Namun, hubungan pasangan itu dengan anggota keluarga kerajaan lainnya mulai mengalami keretakan. Dua tahun setelah pernikahan, tepatnya pada Maret 2020, Harry dan Meghan mengumumkan keputusan untuk mundur dari tugas resmi kerajaan dan pindah ke Amerika Serikat.
Keduanya kemudian menetap di kawasan pesisir mewah Montecito, dekat Santa Barbara, California. Menurut laporan media, rumah mereka yang memiliki 16 kamar tidur tersebut dibeli pada 2020 dengan harga US$14,7 juta atau sekitar Rp 262 miliar.

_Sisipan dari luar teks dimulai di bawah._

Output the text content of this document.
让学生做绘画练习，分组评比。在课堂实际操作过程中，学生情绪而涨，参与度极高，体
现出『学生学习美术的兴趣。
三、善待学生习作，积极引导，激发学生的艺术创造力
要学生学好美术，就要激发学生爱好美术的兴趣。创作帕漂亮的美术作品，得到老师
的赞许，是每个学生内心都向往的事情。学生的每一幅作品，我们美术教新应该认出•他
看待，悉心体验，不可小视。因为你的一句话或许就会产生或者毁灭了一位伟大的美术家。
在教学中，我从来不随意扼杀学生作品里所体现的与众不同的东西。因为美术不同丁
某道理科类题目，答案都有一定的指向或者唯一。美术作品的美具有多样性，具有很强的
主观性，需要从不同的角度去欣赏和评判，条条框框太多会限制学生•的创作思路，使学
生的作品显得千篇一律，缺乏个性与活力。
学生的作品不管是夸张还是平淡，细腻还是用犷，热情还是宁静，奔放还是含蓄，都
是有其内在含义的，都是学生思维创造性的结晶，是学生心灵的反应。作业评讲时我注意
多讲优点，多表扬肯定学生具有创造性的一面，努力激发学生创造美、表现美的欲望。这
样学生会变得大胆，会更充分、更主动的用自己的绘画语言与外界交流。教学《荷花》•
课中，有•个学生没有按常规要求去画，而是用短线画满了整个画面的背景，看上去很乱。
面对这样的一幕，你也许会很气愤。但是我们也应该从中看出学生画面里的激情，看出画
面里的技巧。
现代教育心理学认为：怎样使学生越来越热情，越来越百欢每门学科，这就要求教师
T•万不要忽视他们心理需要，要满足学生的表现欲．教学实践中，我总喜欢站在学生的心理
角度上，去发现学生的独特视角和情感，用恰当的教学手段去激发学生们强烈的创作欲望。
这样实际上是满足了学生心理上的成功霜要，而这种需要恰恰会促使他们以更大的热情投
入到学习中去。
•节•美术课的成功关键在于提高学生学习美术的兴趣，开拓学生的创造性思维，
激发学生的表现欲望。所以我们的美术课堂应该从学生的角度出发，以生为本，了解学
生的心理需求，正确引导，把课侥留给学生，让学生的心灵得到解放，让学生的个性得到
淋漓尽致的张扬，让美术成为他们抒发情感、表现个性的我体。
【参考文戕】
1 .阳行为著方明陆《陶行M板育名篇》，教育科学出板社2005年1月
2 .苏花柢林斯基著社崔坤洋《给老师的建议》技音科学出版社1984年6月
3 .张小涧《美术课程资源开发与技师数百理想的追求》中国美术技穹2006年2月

Selama tinggal di Amerika Serikat, Harry dan Meghan beberapa kali mengkritik keluarga kerajaan dan monarki melalui wawancara televisi. Kritik tersebut juga disampaikan dalam serial dokumenter Netflix serta buku memoar Harry berjudul Spare.
Baca Juga: NCT Dream Tetap Bersama! Semua Member Resmi Perpanjang Kontrak dengan SM Entertainment
Harry bahkan melontarkan sejumlah komentar tajam terhadap ayahnya, Raja Charles, dan kakaknya yang merupakan pewaris takhta, Pangeran William. Pernyataan tersebut membuat hubungan Harry dengan keduanya memburuk secara drastis.
Persoalan lain muncul ketika pemerintah Inggris mengubah pengaturan keamanan Harry. Ia mengaku marah dan mengatakan bahwa tidak adanya perlindungan polisi secara otomatis membuatnya tidak dapat membawa anak-anaknya ke Inggris.
Meski demikian, hubungan Harry dengan Raja Charles tampaknya mulai mencair. Pada September, ayah dan anak itu bertemu secara singkat untuk pertama kalinya dalam 20 bulan.
Bulan lalu, Harry, Meghan, dan kedua anak mereka juga mengunjungi Inggris. Dalam kunjungan tersebut, Charles bertemu dengan cucu-cucunya untuk pertama kalinya sejak 2022.
Meski menyambut baik kesempatan untuk dapat lebih sering bertemu keluarga Sussex, sang raja disebut baru mengetahui rencana kepindahan Harry dan Meghan ke Inggris pada Minggu.
Hubungan Harry dengan ayahnya mungkin telah membaik, tetapi kondisi hubungannya dengan Pangeran William masih sangat buruk. Keduanya disebut nyaris tidak berkomunikasi.
Kini, setelah enam tahun meninggalkan Inggris, Harry dan Meghan berencana kembali bersama Archie dan Lilibet. Kepulangan tersebut tidak disertai perubahan status mereka dalam keluarga kerajaan maupun kembalinya mereka menjalankan tugas resmi kerajaan.